Marking a third consecutive day of major swings, the S&P 500 Index (^GSPC 1.26%) slid 1.4% Wednesday, largely because of results from a singular, $1.1 billion company that triggered a sort of domino effect in the markets. However, today's three worst stocks all slipped far more than 1.4%, for various reasons.

Aerospace and defense company Textron (TXT 0.26%) was easily the most beleaguered in the 500 stock index, losing 13.4% of its value in trading today. An extremely bleak earnings report was to blame: it seems business jets just aren't as popular as they once were! Euphemistically, this is known as a "soft" market, in the words of Textron's CEO. A more than 550% increase from recent average trading volume shows that shareholders fled from the stock en masse.

Teradyne (TER 2.60%), a test equipment and semiconductor producer, slipped 6.1% as technology companies made for some of the worst performers of the day, declining 2.4% as a sector. The stock's woes today weren't much helped by the negative momentum it's had in the last month, when Teradyne saw more than 12% declines; the first-quarter earnings announcement is set for next Wednesday. Though Teradyne's slide shouldn't be overlooked, the most notable laggard of the day is yet to come.

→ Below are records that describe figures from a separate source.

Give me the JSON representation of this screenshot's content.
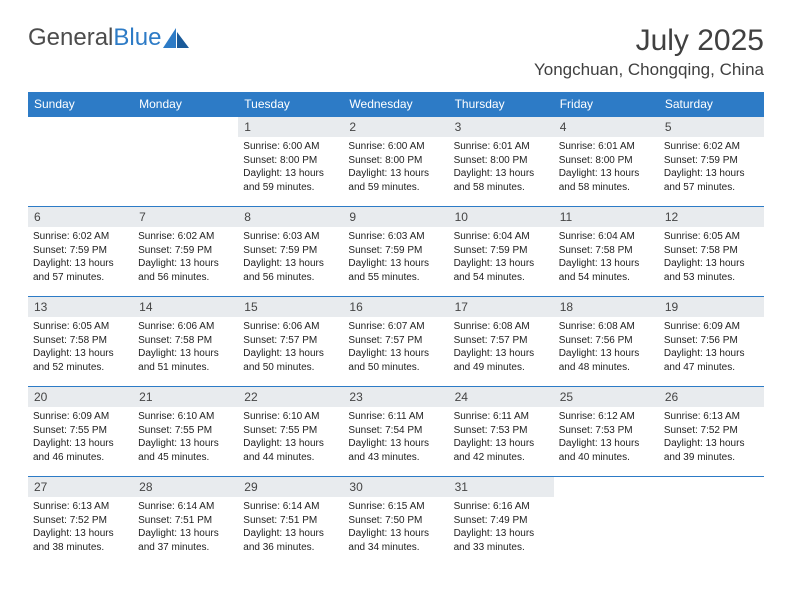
{
  "brand": {
    "word1": "General",
    "word2": "Blue"
  },
  "title": "July 2025",
  "location": "Yongchuan, Chongqing, China",
  "colors": {
    "headerBg": "#2d7bc6",
    "headerText": "#ffffff",
    "dayNumBg": "#e8ebee",
    "cellBorder": "#2d7bc6",
    "text": "#1e1e1e",
    "titleText": "#404040",
    "logoGray": "#4c4c4c"
  },
  "dayNames": [
    "Sunday",
    "Monday",
    "Tuesday",
    "Wednesday",
    "Thursday",
    "Friday",
    "Saturday"
  ],
  "style": {
    "titleFontSize": 30,
    "locationFontSize": 17,
    "dayNameFontSize": 12,
    "bodyFontSize": 10,
    "pageWidth": 792,
    "pageHeight": 612
  },
  "weeks": [
    [
      null,
      null,
      {
        "n": "1",
        "sunrise": "6:00 AM",
        "sunset": "8:00 PM",
        "daylight": "13 hours and 59 minutes."
      },
      {
        "n": "2",
        "sunrise": "6:00 AM",
        "sunset": "8:00 PM",
        "daylight": "13 hours and 59 minutes."
      },
      {
        "n": "3",
        "sunrise": "6:01 AM",
        "sunset": "8:00 PM",
        "daylight": "13 hours and 58 minutes."
      },
      {
        "n": "4",
        "sunrise": "6:01 AM",
        "sunset": "8:00 PM",
        "daylight": "13 hours and 58 minutes."
      },
      {
        "n": "5",
        "sunrise": "6:02 AM",
        "sunset": "7:59 PM",
        "daylight": "13 hours and 57 minutes."
      }
    ],
    [
      {
        "n": "6",
        "sunrise": "6:02 AM",
        "sunset": "7:59 PM",
        "daylight": "13 hours and 57 minutes."
      },
      {
        "n": "7",
        "sunrise": "6:02 AM",
        "sunset": "7:59 PM",
        "daylight": "13 hours and 56 minutes."
      },
      {
        "n": "8",
        "sunrise": "6:03 AM",
        "sunset": "7:59 PM",
        "daylight": "13 hours and 56 minutes."
      },
      {
        "n": "9",
        "sunrise": "6:03 AM",
        "sunset": "7:59 PM",
        "daylight": "13 hours and 55 minutes."
      },
      {
        "n": "10",
        "sunrise": "6:04 AM",
        "sunset": "7:59 PM",
        "daylight": "13 hours and 54 minutes."
      },
      {
        "n": "11",
        "sunrise": "6:04 AM",
        "sunset": "7:58 PM",
        "daylight": "13 hours and 54 minutes."
      },
      {
        "n": "12",
        "sunrise": "6:05 AM",
        "sunset": "7:58 PM",
        "daylight": "13 hours and 53 minutes."
      }
    ],
    [
      {
        "n": "13",
        "sunrise": "6:05 AM",
        "sunset": "7:58 PM",
        "daylight": "13 hours and 52 minutes."
      },
      {
        "n": "14",
        "sunrise": "6:06 AM",
        "sunset": "7:58 PM",
        "daylight": "13 hours and 51 minutes."
      },
      {
        "n": "15",
        "sunrise": "6:06 AM",
        "sunset": "7:57 PM",
        "daylight": "13 hours and 50 minutes."
      },
      {
        "n": "16",
        "sunrise": "6:07 AM",
        "sunset": "7:57 PM",
        "daylight": "13 hours and 50 minutes."
      },
      {
        "n": "17",
        "sunrise": "6:08 AM",
        "sunset": "7:57 PM",
        "daylight": "13 hours and 49 minutes."
      },
      {
        "n": "18",
        "sunrise": "6:08 AM",
        "sunset": "7:56 PM",
        "daylight": "13 hours and 48 minutes."
      },
      {
        "n": "19",
        "sunrise": "6:09 AM",
        "sunset": "7:56 PM",
        "daylight": "13 hours and 47 minutes."
      }
    ],
    [
      {
        "n": "20",
        "sunrise": "6:09 AM",
        "sunset": "7:55 PM",
        "daylight": "13 hours and 46 minutes."
      },
      {
        "n": "21",
        "sunrise": "6:10 AM",
        "sunset": "7:55 PM",
        "daylight": "13 hours and 45 minutes."
      },
      {
        "n": "22",
        "sunrise": "6:10 AM",
        "sunset": "7:55 PM",
        "daylight": "13 hours and 44 minutes."
      },
      {
        "n": "23",
        "sunrise": "6:11 AM",
        "sunset": "7:54 PM",
        "daylight": "13 hours and 43 minutes."
      },
      {
        "n": "24",
        "sunrise": "6:11 AM",
        "sunset": "7:53 PM",
        "daylight": "13 hours and 42 minutes."
      },
      {
        "n": "25",
        "sunrise": "6:12 AM",
        "sunset": "7:53 PM",
        "daylight": "13 hours and 40 minutes."
      },
      {
        "n": "26",
        "sunrise": "6:13 AM",
        "sunset": "7:52 PM",
        "daylight": "13 hours and 39 minutes."
      }
    ],
    [
      {
        "n": "27",
        "sunrise": "6:13 AM",
        "sunset": "7:52 PM",
        "daylight": "13 hours and 38 minutes."
      },
      {
        "n": "28",
        "sunrise": "6:14 AM",
        "sunset": "7:51 PM",
        "daylight": "13 hours and 37 minutes."
      },
      {
        "n": "29",
        "sunrise": "6:14 AM",
        "sunset": "7:51 PM",
        "daylight": "13 hours and 36 minutes."
      },
      {
        "n": "30",
        "sunrise": "6:15 AM",
        "sunset": "7:50 PM",
        "daylight": "13 hours and 34 minutes."
      },
      {
        "n": "31",
        "sunrise": "6:16 AM",
        "sunset": "7:49 PM",
        "daylight": "13 hours and 33 minutes."
      },
      null,
      null
    ]
  ],
  "labels": {
    "sunrisePrefix": "Sunrise: ",
    "sunsetPrefix": "Sunset: ",
    "daylightPrefix": "Daylight: "
  }
}
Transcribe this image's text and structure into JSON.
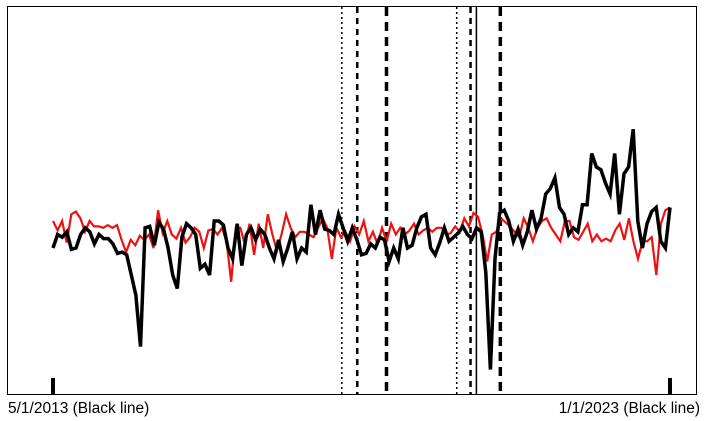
{
  "chart_data": {
    "type": "line",
    "title": "",
    "xlabel": "",
    "ylabel": "",
    "x_tick_labels": [
      {
        "text": "5/1/2013 (Black line)",
        "x_index": 0
      },
      {
        "text": "1/1/2023 (Black line)",
        "x_index": 116
      }
    ],
    "ylim": [
      -1.4,
      1.4
    ],
    "grid": false,
    "legend": "none",
    "series": [
      {
        "color": "#000000",
        "style": "solid-thick",
        "values": [
          0.0,
          0.1,
          0.08,
          0.12,
          -0.01,
          0.0,
          0.1,
          0.15,
          0.12,
          0.03,
          0.1,
          0.07,
          0.07,
          0.03,
          -0.04,
          -0.03,
          -0.05,
          -0.2,
          -0.35,
          -0.73,
          0.15,
          0.16,
          0.02,
          0.19,
          0.14,
          0.0,
          -0.2,
          -0.3,
          0.08,
          0.18,
          0.15,
          0.1,
          -0.15,
          -0.12,
          -0.2,
          0.2,
          0.2,
          0.17,
          0.0,
          -0.08,
          0.18,
          -0.13,
          0.1,
          0.15,
          0.06,
          0.14,
          0.1,
          0.0,
          -0.08,
          0.06,
          -0.1,
          0.0,
          0.12,
          -0.08,
          0.0,
          -0.03,
          0.32,
          0.1,
          0.28,
          0.14,
          0.13,
          0.1,
          0.25,
          0.15,
          0.05,
          0.15,
          0.06,
          -0.05,
          -0.04,
          0.03,
          0.0,
          0.08,
          0.06,
          -0.1,
          0.0,
          -0.08,
          0.15,
          0.0,
          0.02,
          0.15,
          0.23,
          0.25,
          0.0,
          -0.05,
          0.04,
          0.15,
          0.05,
          0.08,
          0.11,
          0.16,
          0.1,
          0.07,
          0.15,
          0.12,
          -0.18,
          -0.9,
          -0.08,
          0.26,
          0.28,
          0.2,
          0.05,
          0.14,
          0.02,
          0.12,
          0.28,
          0.14,
          0.22,
          0.4,
          0.44,
          0.52,
          0.3,
          0.25,
          0.1,
          0.15,
          0.12,
          0.32,
          0.32,
          0.7,
          0.6,
          0.58,
          0.48,
          0.4,
          0.7,
          0.25,
          0.55,
          0.6,
          0.88,
          0.2,
          0.0,
          0.18,
          0.27,
          0.3,
          0.05,
          0.0,
          0.3
        ]
      },
      {
        "color": "#ee1111",
        "style": "solid-thin",
        "values": [
          0.2,
          0.13,
          0.2,
          0.04,
          0.25,
          0.27,
          0.22,
          0.12,
          0.2,
          0.16,
          0.16,
          0.15,
          0.17,
          0.15,
          0.17,
          0.06,
          -0.03,
          0.06,
          0.02,
          0.09,
          0.06,
          0.1,
          0.0,
          0.28,
          0.11,
          0.2,
          0.1,
          0.07,
          0.15,
          0.04,
          0.08,
          0.15,
          0.12,
          0.0,
          0.13,
          0.14,
          0.1,
          0.15,
          0.04,
          -0.25,
          0.15,
          0.15,
          0.02,
          0.18,
          -0.05,
          0.18,
          0.0,
          0.25,
          0.1,
          -0.02,
          0.1,
          0.25,
          0.15,
          0.08,
          0.12,
          0.12,
          0.1,
          0.08,
          0.15,
          0.22,
          0.15,
          -0.08,
          0.15,
          0.08,
          0.12,
          0.05,
          0.16,
          0.1,
          0.2,
          0.05,
          0.12,
          0.03,
          0.15,
          0.05,
          0.18,
          0.1,
          0.15,
          0.1,
          0.13,
          0.18,
          0.1,
          0.13,
          0.15,
          0.12,
          0.15,
          0.15,
          0.1,
          0.11,
          0.16,
          0.12,
          0.22,
          0.16,
          0.26,
          0.23,
          0.1,
          -0.1,
          0.1,
          0.12,
          0.22,
          0.19,
          0.16,
          0.12,
          0.08,
          0.22,
          0.15,
          0.05,
          0.15,
          0.2,
          0.22,
          0.15,
          0.1,
          0.05,
          0.2,
          0.2,
          0.08,
          0.06,
          0.12,
          0.18,
          0.05,
          0.1,
          0.05,
          0.07,
          0.05,
          0.13,
          0.18,
          0.06,
          0.22,
          0.05,
          -0.08,
          0.05,
          0.05,
          0.08,
          -0.2,
          0.18,
          0.28,
          0.3
        ]
      }
    ],
    "vertical_lines": [
      {
        "x_index": 54.3,
        "style": "dotted"
      },
      {
        "x_index": 57.2,
        "style": "dashed"
      },
      {
        "x_index": 62.7,
        "style": "dashed-thick"
      },
      {
        "x_index": 75.9,
        "style": "dotted"
      },
      {
        "x_index": 78.5,
        "style": "dashed"
      },
      {
        "x_index": 79.6,
        "style": "solid"
      },
      {
        "x_index": 84.1,
        "style": "dashed-thick"
      }
    ]
  }
}
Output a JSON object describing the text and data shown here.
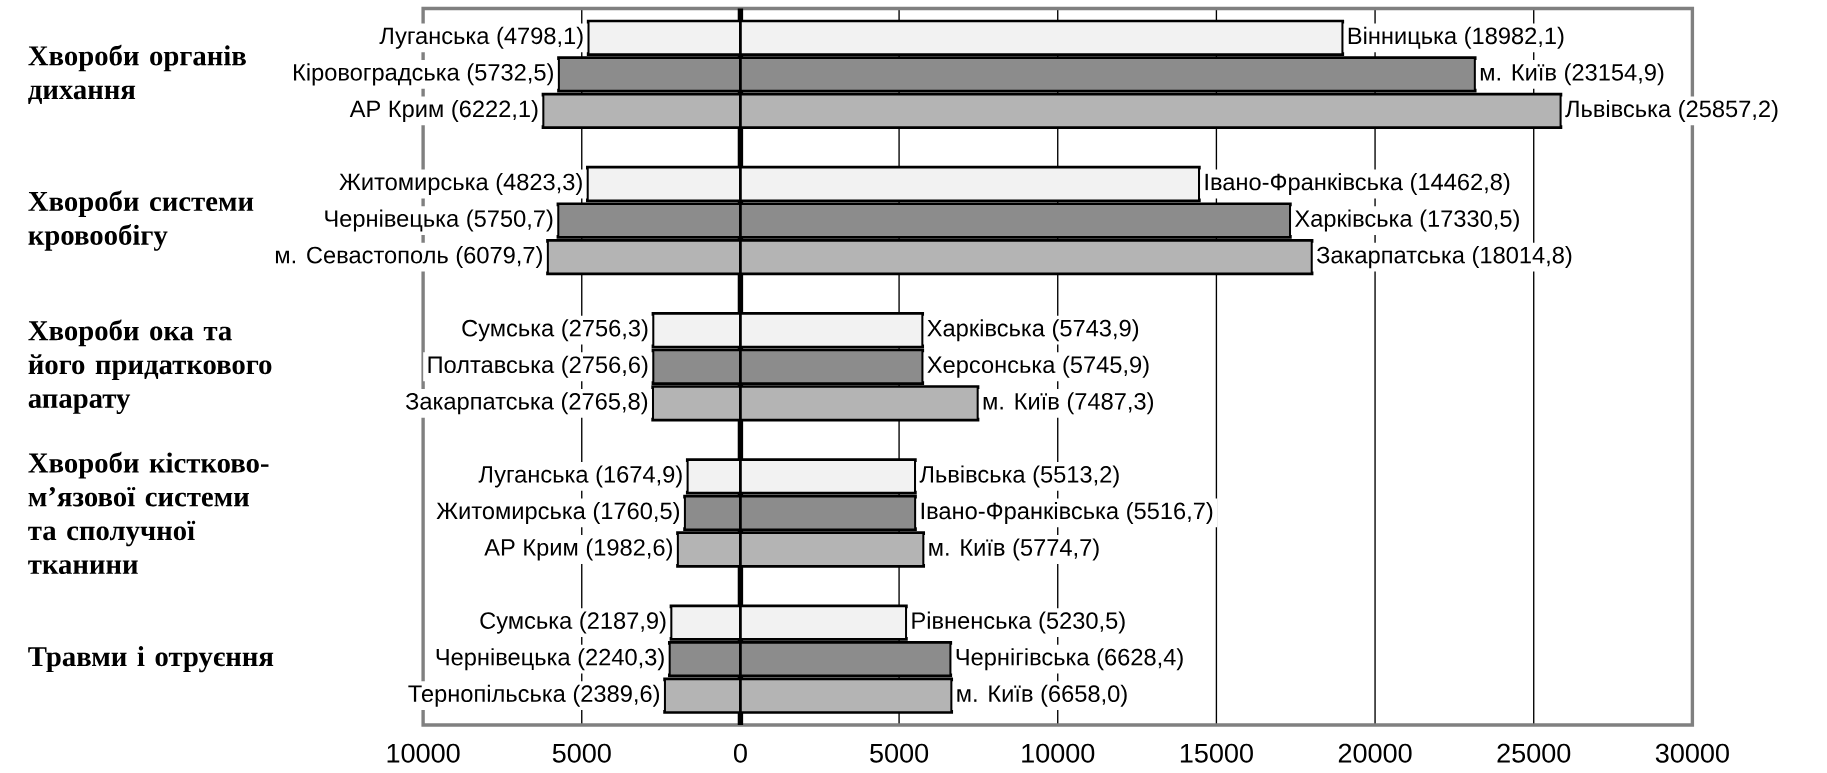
{
  "chart_data": {
    "type": "bar",
    "orientation": "horizontal",
    "stacked": true,
    "categories": [
      null,
      null,
      null,
      null,
      null,
      null,
      null,
      null,
      null,
      null,
      null,
      null,
      null,
      null,
      null,
      null,
      null,
      null,
      null
    ],
    "series": [
      {
        "colors": [
          "#f2f2f2",
          "#8c8c8c",
          "#b4b4b4",
          null,
          "#f2f2f2",
          "#8c8c8c",
          "#b4b4b4",
          null,
          "#f2f2f2",
          "#8c8c8c",
          "#b4b4b4",
          null,
          "#f2f2f2",
          "#8c8c8c",
          "#b4b4b4",
          null,
          "#f2f2f2",
          "#8c8c8c",
          "#b4b4b4"
        ],
        "values": [
          -4798.1,
          -5732.5,
          -6222.1,
          null,
          -4823.3,
          -5750.7,
          -6079.7,
          null,
          -2756.3,
          -2756.6,
          -2765.8,
          null,
          -1674.9,
          -1760.5,
          -1982.6,
          null,
          -2187.9,
          -2240.3,
          -2389.6
        ],
        "value_labels": [
          "Луганська (4798,1)",
          "Кіровоградська (5732,5)",
          "АР Крим (6222,1)",
          null,
          "Житомирська (4823,3)",
          "Чернівецька (5750,7)",
          "м. Севастополь (6079,7)",
          null,
          "Сумська (2756,3)",
          "Полтавська (2756,6)",
          "Закарпатська (2765,8)",
          null,
          "Луганська (1674,9)",
          "Житомирська (1760,5)",
          "АР Крим (1982,6)",
          null,
          "Сумська (2187,9)",
          "Чернівецька (2240,3)",
          "Тернопільська (2389,6)"
        ]
      },
      {
        "colors": [
          "#f2f2f2",
          "#8c8c8c",
          "#b4b4b4",
          null,
          "#f2f2f2",
          "#8c8c8c",
          "#b4b4b4",
          null,
          "#f2f2f2",
          "#8c8c8c",
          "#b4b4b4",
          null,
          "#f2f2f2",
          "#8c8c8c",
          "#b4b4b4",
          null,
          "#f2f2f2",
          "#8c8c8c",
          "#b4b4b4"
        ],
        "values": [
          18982.1,
          23154.9,
          25857.2,
          null,
          14462.8,
          17330.5,
          18014.8,
          null,
          5743.9,
          5745.9,
          7487.3,
          null,
          5513.2,
          5516.7,
          5774.7,
          null,
          5230.5,
          6628.4,
          6658.0
        ],
        "value_labels": [
          "Вінницька (18982,1)",
          "м. Київ (23154,9)",
          "Львівська (25857,2)",
          null,
          "Івано-Франківська (14462,8)",
          "Харківська (17330,5)",
          "Закарпатська (18014,8)",
          null,
          "Харківська (5743,9)",
          "Херсонська (5745,9)",
          "м. Київ (7487,3)",
          null,
          "Львівська (5513,2)",
          "Івано-Франківська (5516,7)",
          "м. Київ (5774,7)",
          null,
          "Рівненська (5230,5)",
          "Чернігівська (6628,4)",
          "м. Київ (6658,0)"
        ]
      }
    ],
    "annotations": [
      "Хвороби органів дихання",
      "Хвороби системи кровообігу",
      "Хвороби ока та його придаткового апарату",
      "Хвороби кістково-м’язової системи та сполучної тканини",
      "Травми і отруєння"
    ],
    "xlim": [
      -10000,
      30000
    ],
    "xticks": [
      {
        "value": -10000,
        "label": "10000"
      },
      {
        "value": -5000,
        "label": "5000"
      },
      0,
      5000,
      10000,
      15000,
      20000,
      25000,
      30000
    ],
    "grid": "x",
    "ref_lines": [
      {
        "axis": "x",
        "value": 0
      }
    ]
  }
}
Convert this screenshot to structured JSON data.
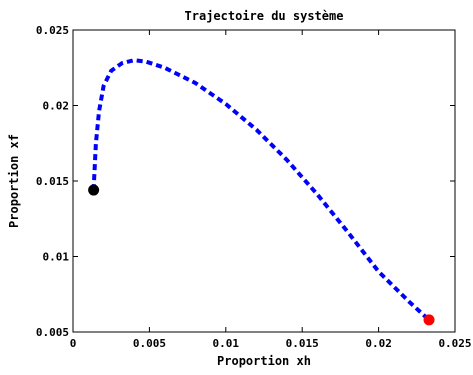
{
  "chart_data": {
    "type": "line",
    "title": "Trajectoire du système",
    "xlabel": "Proportion xh",
    "ylabel": "Proportion xf",
    "xlim": [
      0,
      0.025
    ],
    "ylim": [
      0.005,
      0.025
    ],
    "x_ticks": [
      "0",
      "0.005",
      "0.01",
      "0.015",
      "0.02",
      "0.025"
    ],
    "y_ticks": [
      "0.005",
      "0.01",
      "0.015",
      "0.02",
      "0.025"
    ],
    "x_tick_values": [
      0,
      0.005,
      0.01,
      0.015,
      0.02,
      0.025
    ],
    "y_tick_values": [
      0.005,
      0.01,
      0.015,
      0.02,
      0.025
    ],
    "grid": false,
    "series": [
      {
        "style": "dashed",
        "color": "#0000ff",
        "x": [
          0.00135,
          0.0014,
          0.0015,
          0.0017,
          0.002,
          0.0025,
          0.0032,
          0.004,
          0.0048,
          0.006,
          0.008,
          0.01,
          0.012,
          0.014,
          0.016,
          0.018,
          0.02,
          0.022,
          0.0233
        ],
        "y": [
          0.0144,
          0.0155,
          0.0175,
          0.0196,
          0.0213,
          0.0223,
          0.0228,
          0.023,
          0.0229,
          0.0225,
          0.0215,
          0.0201,
          0.0184,
          0.0164,
          0.0141,
          0.0116,
          0.009,
          0.007,
          0.0058
        ]
      }
    ],
    "markers": [
      {
        "name": "start",
        "x": 0.00135,
        "y": 0.0144,
        "color": "#000000"
      },
      {
        "name": "end",
        "x": 0.0233,
        "y": 0.0058,
        "color": "#ff0000"
      }
    ]
  }
}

Apple's (AAPL 5.98%) stock not only stumbled 5.5%, but it dragged technology and much of the broader market down with it. All of this because a supplier of the megacompany, Cirrus Logic, reported underwhelming forecasts of its own. Though Cirrus has a market cap just over $1.1 billion, its forecasts can be considered a predictor of demand for Apple products, and its $150 million-$170 million revenue projections for the second quarter sent investors scampering for the exits; Wall Street had projected $190 million in sales for the quarter.